A.5  Replicate Protocol

Each unique hardware / dataset / method configuration was executed as five independent process launches. Reported benchmark results use the median throughput across those five runs for each configuration.

This protocol was intended to characterize sustained compute throughput under repeatable CPU-only test conditions rather than single-run best-case behavior.

A.6  Out-of-the-Box AltiCoreSWP Realization

The AltiCoreSWP results summarized in this white paper were produced using the standard AltiCoreSWP-supplied command-line binaries for training and inference.

No customer-specific development work, model-serving integration work, or benchmark-specific application engineering was required to obtain the reported AltiCoreSWP results. The supplied command-line tools are heavily optimized, multithreaded executables designed to utilize available parallel compute resources on supported platforms out of the box.

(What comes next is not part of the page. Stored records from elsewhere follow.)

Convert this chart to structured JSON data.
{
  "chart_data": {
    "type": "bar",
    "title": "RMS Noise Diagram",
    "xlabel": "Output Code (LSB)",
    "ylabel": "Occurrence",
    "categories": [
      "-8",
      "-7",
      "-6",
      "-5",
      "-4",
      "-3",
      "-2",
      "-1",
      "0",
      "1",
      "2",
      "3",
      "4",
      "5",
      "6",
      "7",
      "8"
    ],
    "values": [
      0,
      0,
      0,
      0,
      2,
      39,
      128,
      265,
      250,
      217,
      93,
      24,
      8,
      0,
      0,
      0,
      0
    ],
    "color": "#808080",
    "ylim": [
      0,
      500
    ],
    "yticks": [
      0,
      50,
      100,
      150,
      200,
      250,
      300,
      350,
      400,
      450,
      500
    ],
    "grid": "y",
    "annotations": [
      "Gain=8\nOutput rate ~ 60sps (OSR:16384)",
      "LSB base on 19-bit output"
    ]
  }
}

A.7  Summary of Reported Benchmark Results

Under the demonstrated benchmark conditions:

  • On the workstation-class platform, AltiCoreSWP sustained approximately 225 to 361 million inferences per second, depending on dataset, and was typically approximately 13× faster than the fastest neural-network CPU implementation tested, with observed speedups ranging from approximately 6.7× to 21×.
  • On the server-class platform, AltiCoreSWP sustained approximately 472 to 575 million inferences per second, depending on dataset, and was typically approximately 17× faster than the fastest neural-network CPU implementation tested, with observed speedups ranging from approximately 9.1× to 27.6×.
  • The peak observed speedup reported in the benchmark was 27.6×.
A.8  Interpretation Boundary

The benchmark establishes demonstrated sustained CPU inference throughput under the stated conditions. It does not characterize: end-to-end service latency, network transport, storage or database behavior, feature-pipeline overhead, application orchestration effects, or full deployment-level SLA performance.

Detailed methodology, hardware configuration, baseline definitions, dataset-level results, and measurement procedures are documented in the AltiCoreSWP Benchmark Report v6.0. Performance statements in this white paper summarize the demonstrated results reported there.